Cardiology > Dilated cardiomyopathy

Background

Dilated cardiomyopathy (DCM) is a myocardial disorder characterized by dilation and impaired contraction of one or both ventricles, most commonly the left. This leads to systolic dysfunction and often presents with symptoms of heart failure, arrhythmias, or thromboembolic events. DCM can be idiopathic or secondary to genetic mutations, infections, toxins, or systemic diseases. 

II) Classification/Types

By Etiology: 

• • Idiopathic (Primary): No identifiable cause; often presumed genetic 

• • Familial/Genetic: Mutations in sarcomeric, cytoskeletal, or nuclear envelope proteins 

• • Infectious: Viral myocarditis (e.g., Coxsackievirus), Chagas disease 

• • Toxic: Alcohol, cocaine, anthracyclines (e.g., doxorubicin), chemotherapy 

• • Metabolic: Hypothyroidism, thiamine deficiency, hemochromatosis 

• • Autoimmune/Inflammatory: Sarcoidosis, SLE 

• • Peripartum: Occurs in late pregnancy or postpartum 

• • Tachycardia-induced: From chronic uncontrolled arrhythmias 

• • Ischemic: Extensive coronary artery disease with prior myocardial infarction 

By Morphology: 

• • Dilated: Enlarged ventricular chambers with reduced ejection fraction 

• • Restrictive or Mixed Phenotypes: May overlap with other cardiomyopathy types in advanced cases 

By Severity (LVEF-based): 

• • Mild DCM: LVEF 45–50% 

• • Moderate DCM: LVEF 35–45% 

• • Severe DCM: LVEF <35% 

III) Pathophysiology 

DCM results from myocardial injury leading to myocyte death, wall thinning, and chamber dilation. This causes reduced systolic function, neurohormonal activation (RAAS, SNS), and progressive ventricular remodeling. It may also impair valve function (e.g., secondary mitral or tricuspid regurgitation), promote arrhythmias, and increase the risk of thromboembolism due to stasis. 

IV) Epidemiology

• • Sex: More common in men 

• • Age: Typically presents between ages 20–60 

• • Geography: Chagas endemic in Latin America; other causes worldwide 

• • Comorbidities: Hypertension, alcohol use, viral infections, genetic disorders 

Etiology

I) Causes

• • Idiopathic (~50% of cases) 

• • Genetic mutations (e.g., TTN, LMNA, MYH7) 
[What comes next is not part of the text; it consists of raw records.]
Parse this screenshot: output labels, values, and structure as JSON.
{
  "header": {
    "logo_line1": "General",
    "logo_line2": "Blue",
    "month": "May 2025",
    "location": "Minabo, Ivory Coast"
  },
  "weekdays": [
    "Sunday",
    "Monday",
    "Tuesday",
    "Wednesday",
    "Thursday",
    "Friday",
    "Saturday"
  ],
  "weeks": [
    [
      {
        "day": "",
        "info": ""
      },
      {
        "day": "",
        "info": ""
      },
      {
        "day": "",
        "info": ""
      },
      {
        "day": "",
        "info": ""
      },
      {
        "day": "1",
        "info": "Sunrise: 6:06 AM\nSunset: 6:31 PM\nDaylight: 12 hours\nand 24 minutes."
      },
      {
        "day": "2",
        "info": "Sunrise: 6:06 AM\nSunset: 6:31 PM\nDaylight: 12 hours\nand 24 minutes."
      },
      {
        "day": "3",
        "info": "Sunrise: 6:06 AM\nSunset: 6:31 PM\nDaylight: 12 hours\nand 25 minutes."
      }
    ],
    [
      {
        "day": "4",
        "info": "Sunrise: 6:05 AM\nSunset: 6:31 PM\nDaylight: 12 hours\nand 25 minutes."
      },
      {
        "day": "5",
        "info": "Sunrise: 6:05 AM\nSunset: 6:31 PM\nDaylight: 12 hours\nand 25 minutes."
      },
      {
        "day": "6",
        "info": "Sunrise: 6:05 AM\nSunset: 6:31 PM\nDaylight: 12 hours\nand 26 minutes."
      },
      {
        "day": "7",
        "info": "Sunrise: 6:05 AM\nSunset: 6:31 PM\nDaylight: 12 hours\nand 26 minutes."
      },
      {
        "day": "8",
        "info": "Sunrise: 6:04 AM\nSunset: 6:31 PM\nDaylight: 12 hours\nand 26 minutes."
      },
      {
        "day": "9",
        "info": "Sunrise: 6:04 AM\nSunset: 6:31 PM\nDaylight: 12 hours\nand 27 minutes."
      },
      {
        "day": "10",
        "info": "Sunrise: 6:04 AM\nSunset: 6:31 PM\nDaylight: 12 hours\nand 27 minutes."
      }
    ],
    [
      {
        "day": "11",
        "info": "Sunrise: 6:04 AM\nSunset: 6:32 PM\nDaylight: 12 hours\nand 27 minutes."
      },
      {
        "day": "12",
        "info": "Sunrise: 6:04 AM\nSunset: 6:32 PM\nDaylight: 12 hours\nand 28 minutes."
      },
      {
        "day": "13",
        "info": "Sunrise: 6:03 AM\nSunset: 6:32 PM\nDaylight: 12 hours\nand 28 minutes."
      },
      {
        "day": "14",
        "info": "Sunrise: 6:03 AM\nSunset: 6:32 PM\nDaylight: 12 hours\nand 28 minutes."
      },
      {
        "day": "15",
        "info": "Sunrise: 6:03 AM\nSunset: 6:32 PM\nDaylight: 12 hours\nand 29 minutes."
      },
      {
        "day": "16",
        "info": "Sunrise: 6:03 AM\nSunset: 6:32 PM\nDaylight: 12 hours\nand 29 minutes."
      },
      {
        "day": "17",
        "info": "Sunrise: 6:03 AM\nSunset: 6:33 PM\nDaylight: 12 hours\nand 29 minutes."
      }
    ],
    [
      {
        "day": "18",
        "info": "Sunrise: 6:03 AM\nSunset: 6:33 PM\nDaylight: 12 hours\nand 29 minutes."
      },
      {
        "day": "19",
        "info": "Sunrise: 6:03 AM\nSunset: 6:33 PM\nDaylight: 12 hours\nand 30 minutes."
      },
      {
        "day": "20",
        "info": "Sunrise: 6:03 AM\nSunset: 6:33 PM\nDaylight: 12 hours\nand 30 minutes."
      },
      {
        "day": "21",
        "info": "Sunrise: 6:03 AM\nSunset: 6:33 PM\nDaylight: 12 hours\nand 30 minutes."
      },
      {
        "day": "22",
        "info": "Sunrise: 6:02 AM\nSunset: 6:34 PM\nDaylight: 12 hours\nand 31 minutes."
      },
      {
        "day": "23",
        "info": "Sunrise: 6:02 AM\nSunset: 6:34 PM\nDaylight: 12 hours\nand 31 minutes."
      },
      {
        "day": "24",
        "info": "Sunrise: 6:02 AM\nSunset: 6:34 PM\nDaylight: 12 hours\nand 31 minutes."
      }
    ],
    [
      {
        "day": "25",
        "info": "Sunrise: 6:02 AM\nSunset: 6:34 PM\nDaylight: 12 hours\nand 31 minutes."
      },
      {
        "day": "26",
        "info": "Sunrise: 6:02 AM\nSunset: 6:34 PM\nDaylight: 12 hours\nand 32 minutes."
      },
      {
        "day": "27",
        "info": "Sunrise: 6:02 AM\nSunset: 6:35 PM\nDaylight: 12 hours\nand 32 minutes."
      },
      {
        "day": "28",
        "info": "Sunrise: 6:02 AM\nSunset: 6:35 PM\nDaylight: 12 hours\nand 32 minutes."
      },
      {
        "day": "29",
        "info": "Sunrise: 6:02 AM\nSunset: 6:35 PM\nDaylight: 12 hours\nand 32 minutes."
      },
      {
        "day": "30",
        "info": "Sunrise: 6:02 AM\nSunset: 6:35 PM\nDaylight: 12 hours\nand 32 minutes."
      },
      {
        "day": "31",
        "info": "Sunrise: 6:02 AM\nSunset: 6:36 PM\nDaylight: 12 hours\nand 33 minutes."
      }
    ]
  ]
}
• • Myocarditis (viral, Chagas) 

• • Alcohol abuse 

• • Chemotherapy (e.g., doxorubicin) 

• • Postpartum state (peripartum cardiomyopathy) 

• • Tachyarrhythmias (e.g., atrial fibrillation, atrial flutter) 

• • Endocrinopathies (e.g., hypothyroidism) 

• • Nutritional deficiencies (e.g., thiamine) 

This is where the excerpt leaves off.